Des revendications et des objectifs communs doivent être établis. Sur ce plan, la situation est complexe car, à ce jour, il n’y a pas vraiment d’harmonisation du point de vue des orientations stratégiques. Bien sût, les demandes se ressemblent mais le lien entre les différentes préoccupations ne fait pas l’objet d’un consensus entre les différents groupes. Parmi les éléments mis en cause dans ce débat, se trouve encore la question de l’équité salariale.
L’équité salariale devant un cul-de-sac ?
Durant la prolongation obtenue par le précédent gouvernement, l’équité salariale était le principal enjeu. Sans faire le bilan de cette période, on remarque qu’il n’y a pas eu d’entente sur cette question. Le versement des correctifs partiels convenus avec le gouvernement précédent au lendemain des élections a aussi tendance à désynchroniser les différents groupes dans le secteur public.
Aussi, les différentiations entre secteurs sont d’autant plus aiguisés que les travaux récents s’allongent. Ils durent depuis maintenant plus de deux ans. L’échéance du 21 novembre 2001 est dépassée depuis longtemps et rien n’indique quand ils se termineront. Ainsi, la mobilisation autour de cette question est en difficulté et semble étouffée par la conjoncture.
Le gouvernement de Jean Charest a continuellement repoussé la reprise des travaux sur l’équité salariale et a soigneusement évité d’admettre quoi que ce soit en regard de leurs conclusions. Récemment, il a fait savoir, par le biais des journaux et par la voix de son principal porte parole à la négociation dans les secteurs public et para public, Jean-François Munn, que l’équipe de négociation du Conseil du trésor apprécierait globalement la situation dans le secteur public, tant sur le plan de l’équité qu’en regard des demandes de négociation et des stratégies syndicales.
Autrement dit, la conclusion à court terme d’une entente satisfaisante sur le plan de l’équité salariale n’est certainement pas à l’ordre du jour. Bien plus, une telle conclusion, le cas échéant, coïncidera vraisemblablement avec celle des négociations. En fait, tous les aspects de rémunération et de conditions de travail du personnel de l’État seront mis au jeu dans une seule perspective budgétaire, celle qui débutera au printemps prochain et qui concrétisera les baisses d’impôt.

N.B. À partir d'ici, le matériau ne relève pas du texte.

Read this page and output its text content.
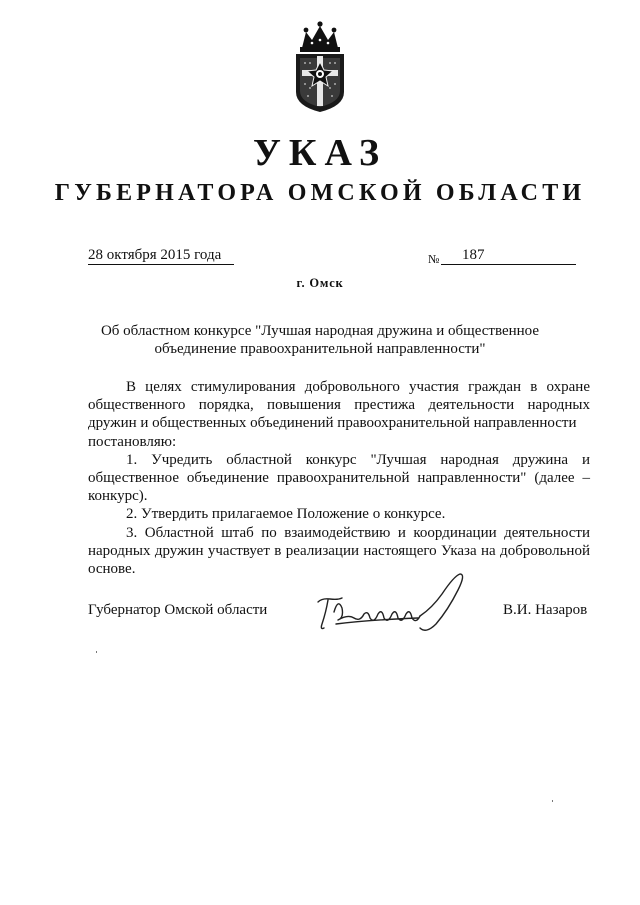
УКАЗ
ГУБЕРНАТОРА ОМСКОЙ ОБЛАСТИ
28 октября 2015 года	№ 187
г. Омск
Об областном конкурсе "Лучшая народная дружина и общественное
объединение правоохранительной направленности"

В целях стимулирования добровольного участия граждан в охране общественного порядка, повышения престижа деятельности народных дружин и общественных объединений правоохранительной направленности

постановляю:

1. Учредить областной конкурс "Лучшая народная дружина и общественное объединение правоохранительной направленности" (далее – конкурс).

2. Утвердить прилагаемое Положение о конкурсе.

3. Областной штаб по взаимодействию и координации деятельности народных дружин участвует в реализации настоящего Указа на добровольной основе.

Губернатор Омской области	В.И. Назаров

Un règlement à rabais, qui déduit les augmentations consenties pour l’équité aux résultats de la négociation concernant les augmentations générales, est une avenue contre laquelle plusieurs organisations dans le mouvement syndical cherchent à s’opposer. C’est pourquoi, il devient incontournable de protéger la démarche pour l’équité de façon à favoriser un règlement au mérite de l’enjeu pour les emplois à prédominance féminine.
Les organisations syndicales s’entendront certainement pour accorder aux travaux sur l’équité toute l’attention nécessaire. Toutefois, la concertation entre les organisations pour permettre à la fois les avancées dans ce dossier et l’harmonisation de la démarche de négociation offrira certainement des occasions de dissensions. On se rappellera que cette question a été, à la négociation 1998-2000, à la source de différends principalement entre la Fédération des syndicats de l’enseignement (FSE-CSQ) et les autres groupes du secteur public, surtout en santé.
Le lien entre les travaux sur l’équité salariale et ceux concernant plus généralement les négociations dans le secteur public peut ainsi être une pierre d’achoppement pour la constitution d’un Front commun. Toutefois, ça ne peut constituer des différends tels qu’il serait impossible d’édifier un front commun devant les attaques du gouvernement libéral. Le défi de toutes les organisations syndicales est d’assoir une stratégie qui intègre à la fois une perspective pour l’équité salariale et la mise en route des négociations.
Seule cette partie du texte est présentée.